DB Optimizer has other features such as a full IDE for SQL with type ahead, 
syntax checking, templates etc plus  load testing and SQL tuning. The SQL 
tuning isn't monitoring but is the part I'm finding the most interesting and 
innovative.


Two recent links  on my blog show the two most interesting features. The visual 
SQL tuning
http://db-optimizer.blogspot.com/2010/06/jonathan-lewis-webinar-replay.html
and the load profiling
http://db-optimizer.blogspot.com/2010/06/cursorsharing-picture-is-worth-1000.html
The last link is interesting because I one point I had to get into an argument 
with a super smart coder (had actually worked on the Cray back in the day) who 
didn't want to use bind variables in his code, so it was nice to be able to 
show him the impact graphically of not using bind variables.
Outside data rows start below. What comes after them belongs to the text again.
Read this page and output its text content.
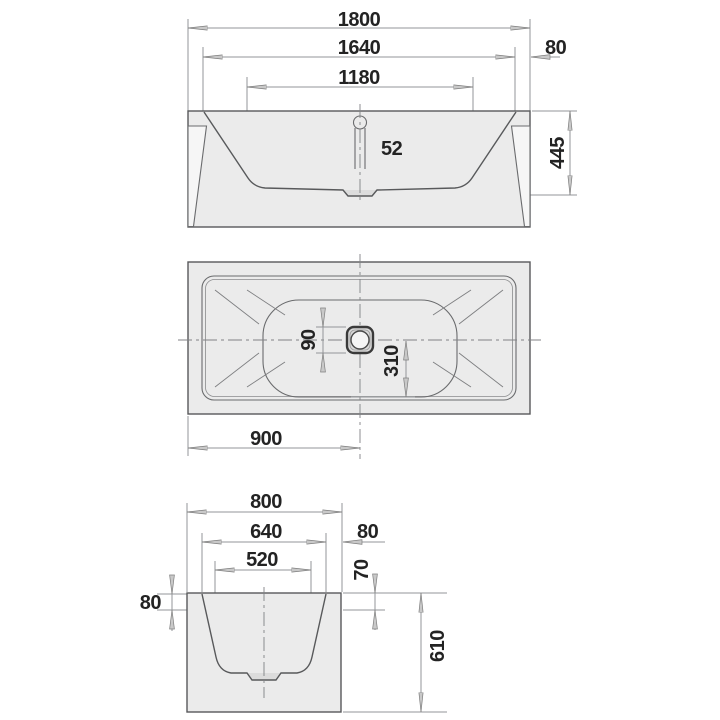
1800
1640	80
1180
52	445
90
310
900
800
640	80
520	70
80
610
Graphics just 
speak louder than words.


Best Wishes
Kyle Hailey






On Tue, Jun 22, 2010 at 12:47 PM, Goulet, Richard <Richard.Goulet@xxxxxxxxxxx> 
wrote:



OH heck, I guess I'll put in my two cents as well.  The question that you need 
to answer before selecting software is what are you trying to monitor, for what 
audience, and what privileges in the database will they require.  For us Grid 
Control is the monitoring software of choice for the database management group, 
but that leaves our developers and managers out in the cold since we don't want 
to grant them any privileges, especially in production.  Basically for them we 
want a look, but no touch system.  That was not something that I could find on 
the open source or other markets, so I built my own based on what the 
developers and managers needed.  Yes it's very niche in it's functionality, but 
they love it.  It has zero impact on the databases, does not maintain a 
connection, does not expose any app data (auditors really like the fact that 
the account it's logged into can only see the data dictionary), and being done 
in PHP is very easy to
 maintain.  For us, subject closed.
 
Dick Goulet 
Senior Oracle DBA/NA Team Lead 
PAREXEL International 
 



From: oracle-l-bounce@xxxxxxxxxxxxx [mailto:oracle-l-bounce@xxxxxxxxxxxxx] On 
Behalf Of Crisler, Jon
Sent: Tuesday, June 22, 2010 12:35 PM
To: dgardella@xxxxxxxxx; development@xxxxxxxxxxxxxxxxx
Cc: oracle-l@xxxxxxxxxxxxx
Subject: RE: Monitoring software





I would recommend Zenoss – one thing about this package is that some of the key 
developers on the database agent side I know personally, and they have 
experience deploying this to monitor DB servers numbering in the thousands.  
Zenoss scales to very large numbers of servers when others tend to fall flat.